Il est une autre idée reçue : la hausse des tarifs liée à l'augmentation des matières premières, qui atteint parfois de 15 % à 20 %, se traduirait automatiquement par une augmentation des prix à la consommation de 15 % à 20 %.
Premièrement, je le dis clairement, certaines hausses des tarifs sont abusives et nullement justifiées par la hausse du prix des matières premières. Par exemple, lorsque le prix du lait augmente de 10 % - je suis moi-même l'élu d'un département rural producteur de lait -, l'impact sur le prix final dans les rayons devrait être de 2 % pour un yaourt nature et de 3 % pour un camembert ! Nous sommes bien loin des hausses à deux chiffres que certains brandissent !
Deuxièmement, certains semblent jouer sciemment de la confusion possible, dans l'esprit du public, entre, d'une part, la hausse des tarifs pratiqués par le fournisseur par rapport au distributeur et, d'autre part, la hausse des prix de vente dans le magasin, c'est-à-dire le tarif destiné au consommateur.

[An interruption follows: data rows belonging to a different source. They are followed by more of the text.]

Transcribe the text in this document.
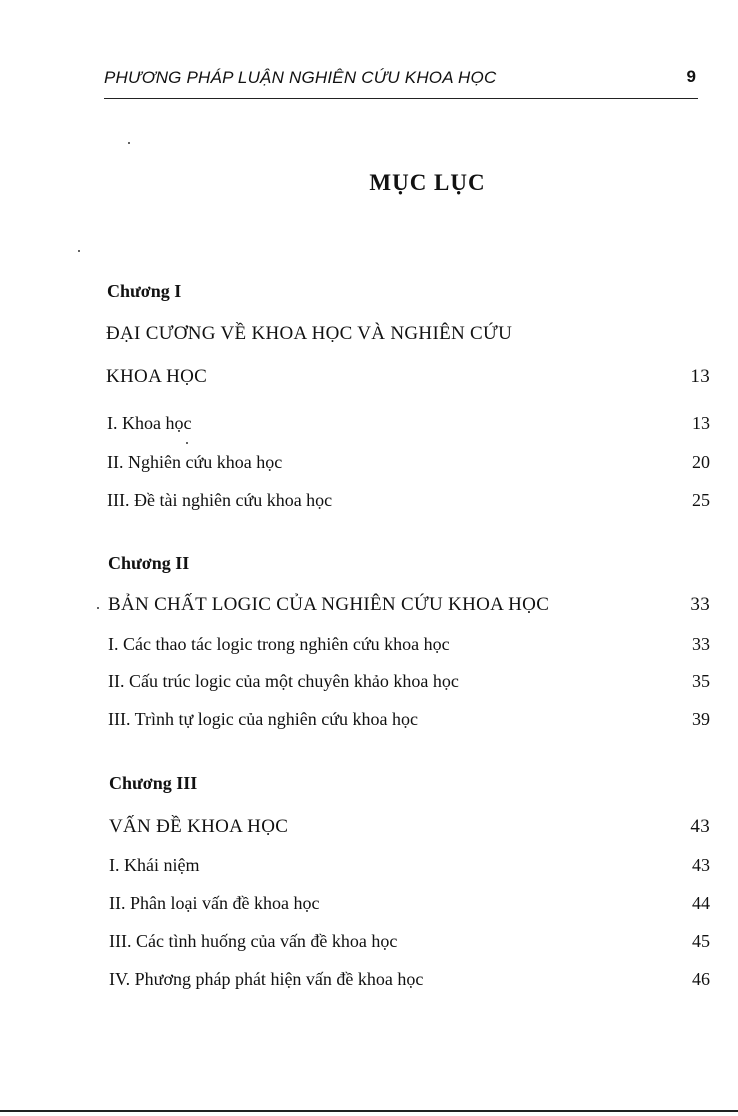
PHƯƠNG PHÁP LUẬN NGHIÊN CỨU KHOA HỌC	9
MỤC LỤC
Chương I
ĐẠI CƯƠNG VỀ KHOA HỌC VÀ NGHIÊN CỨU
KHOA HỌC	13
I. Khoa học	13
II. Nghiên cứu khoa học	20
III. Đề tài nghiên cứu khoa học	25
Chương II
BẢN CHẤT LOGIC CỦA NGHIÊN CỨU KHOA HỌC	33
I. Các thao tác logic trong nghiên cứu khoa học	33
II. Cấu trúc logic của một chuyên khảo khoa học	35
III. Trình tự logic của nghiên cứu khoa học	39
Chương III
VẤN ĐỀ KHOA HỌC	43
I. Khái niệm	43
II. Phân loại vấn đề khoa học	44
III. Các tình huống của vấn đề khoa học	45
IV. Phương pháp phát hiện vấn đề khoa học	46
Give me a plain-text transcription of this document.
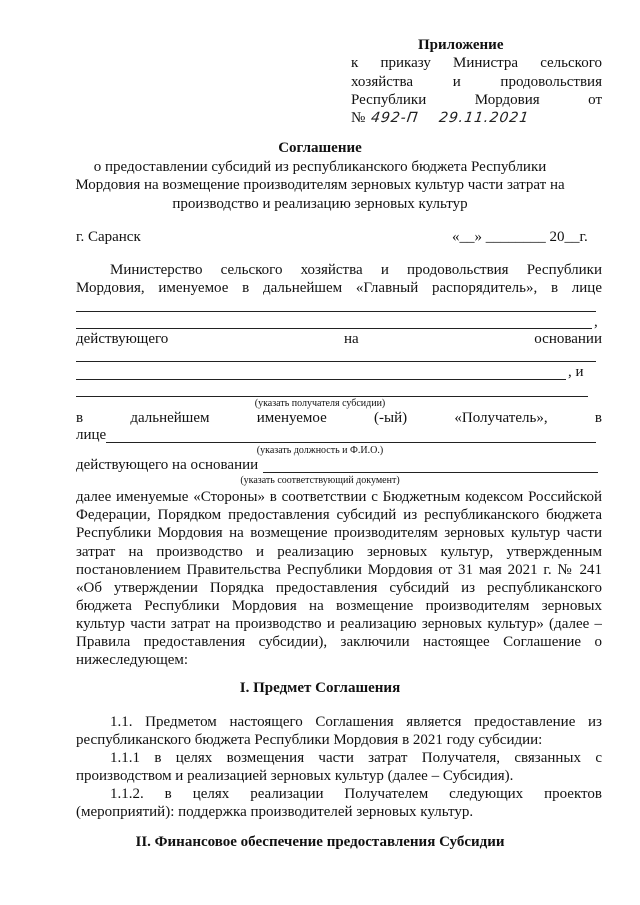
Приложение
к приказу Министра сельского
хозяйства	и	продовольствия
Республики	Мордовия	от
№ 492-П 29.11.2021
Соглашение
о предоставлении субсидий из республиканского бюджета Республики
Мордовия на возмещение производителям зерновых культур части затрат на
производство и реализацию зерновых культур
г. Саранск	«__» ________ 20__г.
Министерство сельского хозяйства и продовольствия Республики
Мордовия, именуемое в дальнейшем «Главный распорядитель», в лице
,
действующего	на	основании
, и
(указать получателя субсидии)
в	дальнейшем	именуемое	(-ый)	«Получатель»,	в
лице
(указать должность и Ф.И.О.)
действующего на основании
(указать соответствующий документ)
далее именуемые «Стороны» в соответствии с Бюджетным кодексом Российской
Федерации, Порядком предоставления субсидий из республиканского бюджета
Республики Мордовия на возмещение производителям зерновых культур части
затрат на производство и реализацию зерновых культур, утвержденным
постановлением Правительства Республики Мордовия от 31 мая 2021 г. № 241
«Об утверждении Порядка предоставления субсидий из республиканского
бюджета Республики Мордовия на возмещение производителям зерновых
культур части затрат на производство и реализацию зерновых культур» (далее –
Правила предоставления субсидии), заключили настоящее Соглашение о
нижеследующем:
I. Предмет Соглашения
1.1. Предметом настоящего Соглашения является предоставление из
республиканского бюджета Республики Мордовия в 2021 году субсидии:
1.1.1 в целях возмещения части затрат Получателя, связанных с
производством и реализацией зерновых культур (далее – Субсидия).
1.1.2. в целях реализации Получателем следующих проектов
(мероприятий): поддержка производителей зерновых культур.
II. Финансовое обеспечение предоставления Субсидии
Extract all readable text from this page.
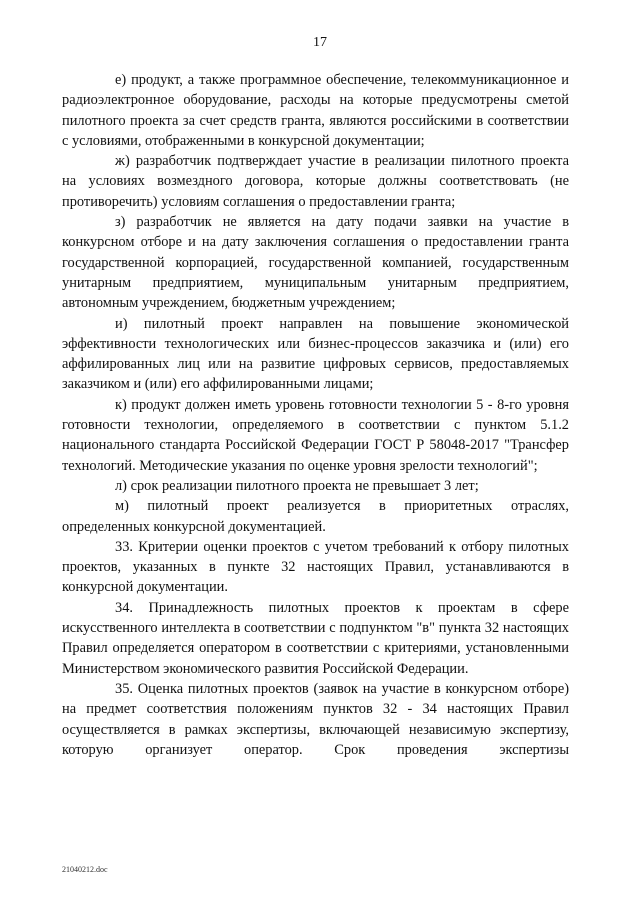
17

е) продукт, а также программное обеспечение, телекоммуникационное и радиоэлектронное оборудование, расходы на которые предусмотрены сметой пилотного проекта за счет средств гранта, являются российскими в соответствии с условиями, отображенными в конкурсной документации;

ж) разработчик подтверждает участие в реализации пилотного проекта на условиях возмездного договора, которые должны соответствовать (не противоречить) условиям соглашения о предоставлении гранта;

з) разработчик не является на дату подачи заявки на участие в конкурсном отборе и на дату заключения соглашения о предоставлении гранта государственной корпорацией, государственной компанией, государственным унитарным предприятием, муниципальным унитарным предприятием, автономным учреждением, бюджетным учреждением;

и) пилотный проект направлен на повышение экономической эффективности технологических или бизнес-процессов заказчика и (или) его аффилированных лиц или на развитие цифровых сервисов, предоставляемых заказчиком и (или) его аффилированными лицами;

к) продукт должен иметь уровень готовности технологии 5 - 8-го уровня готовности технологии, определяемого в соответствии с пунктом 5.1.2 национального стандарта Российской Федерации ГОСТ Р 58048-2017 "Трансфер технологий. Методические указания по оценке уровня зрелости технологий";

л) срок реализации пилотного проекта не превышает 3 лет;

м) пилотный проект реализуется в приоритетных отраслях, определенных конкурсной документацией.

33. Критерии оценки проектов с учетом требований к отбору пилотных проектов, указанных в пункте 32 настоящих Правил, устанавливаются в конкурсной документации.

34. Принадлежность пилотных проектов к проектам в сфере искусственного интеллекта в соответствии с подпунктом "в" пункта 32 настоящих Правил определяется оператором в соответствии с критериями, установленными Министерством экономического развития Российской Федерации.

35. Оценка пилотных проектов (заявок на участие в конкурсном отборе) на предмет соответствия положениям пунктов 32 - 34 настоящих Правил осуществляется в рамках экспертизы, включающей независимую экспертизу, которую организует оператор. Срок проведения экспертизы

21040212.doc
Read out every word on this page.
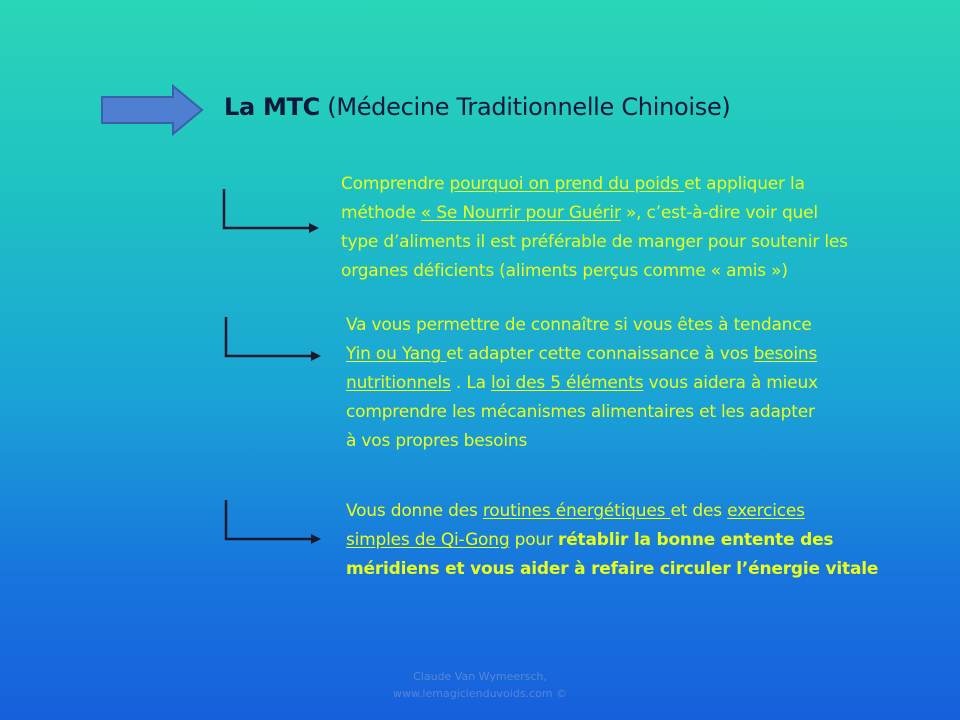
La MTC (Médecine Traditionnelle Chinoise)

Comprendre pourquoi on prend du poids et appliquer la
méthode « Se Nourrir pour Guérir », c’est-à-dire voir quel
type d’aliments il est préférable de manger pour soutenir les
organes déficients (aliments perçus comme « amis »)

Va vous permettre de connaître si vous êtes à tendance
Yin ou Yang et adapter cette connaissance à vos besoins
nutritionnels . La loi des 5 éléments vous aidera à mieux
comprendre les mécanismes alimentaires et les adapter
à vos propres besoins

Vous donne des routines énergétiques et des exercices
simples de Qi-Gong pour rétablir la bonne entente des
méridiens et vous aider à refaire circuler l’énergie vitale

Claude Van Wymeersch,
www.lemagicienduvoids.com ©
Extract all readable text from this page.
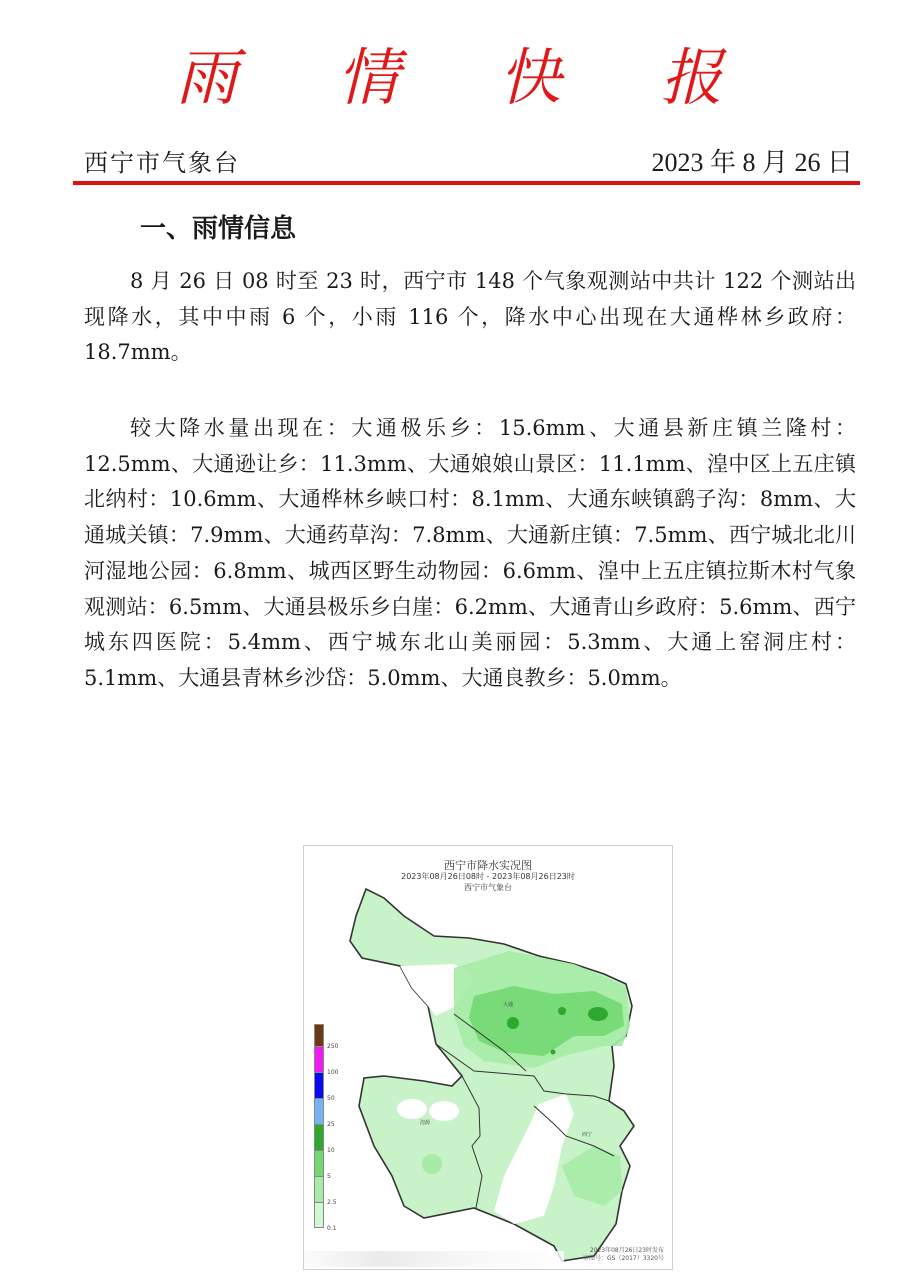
雨 情 快 报
西宁市气象台	2023 年 8 月 26 日
一、雨情信息
8 月 26 日 08 时至 23 时，西宁市 148 个气象观测站中共计 122 个测站出现降水，其中中雨 6 个，小雨 116 个，降水中心出现在大通桦林乡政府：18.7mm。
较大降水量出现在：大通极乐乡：15.6mm、大通县新庄镇兰隆村：12.5mm、大通逊让乡：11.3mm、大通娘娘山景区：11.1mm、湟中区上五庄镇北纳村：10.6mm、大通桦林乡峡口村：8.1mm、大通东峡镇鹞子沟：8mm、大通城关镇：7.9mm、大通药草沟：7.8mm、大通新庄镇：7.5mm、西宁城北北川河湿地公园：6.8mm、城西区野生动物园：6.6mm、湟中上五庄镇拉斯木村气象观测站：6.5mm、大通县极乐乡白崖：6.2mm、大通青山乡政府：5.6mm、西宁城东四医院：5.4mm、西宁城东北山美丽园：5.3mm、大通上窑洞庄村：5.1mm、大通县青林乡沙岱：5.0mm、大通良教乡：5.0mm。
大通
湟源
西宁
西宁市降水实况图
2023年08月26日08时 - 2023年08月26日23时
西宁市气象台
250
100
50
25
10
5
2.5
0.1
2023年08月26日23时发布
审图号：GS（2017）3320号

Nous savons d'expérience que, chaque année, à cette période, ont lieu des négociations entre industriels et distributeurs, au cours desquelles les premiers proposent des tarifs souvent en augmentation, qui, après négociation, seront ensuite revus à la baisse.
À cet égard - et je vous livre là une information dont j'ai eu la preuve ces derniers jours -, je suis quelque peu étonné, alors que certains industriels anticipent actuellement la mise en oeuvre de la loi et proposent à la distribution des baisses de tarifs en contrepartie de la suppression des marges arrière, que le distributeur expliquant que la loi ne pourra pas lui permettre de diminuer les prix soit le seul à opposer un refus. On le voit, la position de certains est pleine de contradictions.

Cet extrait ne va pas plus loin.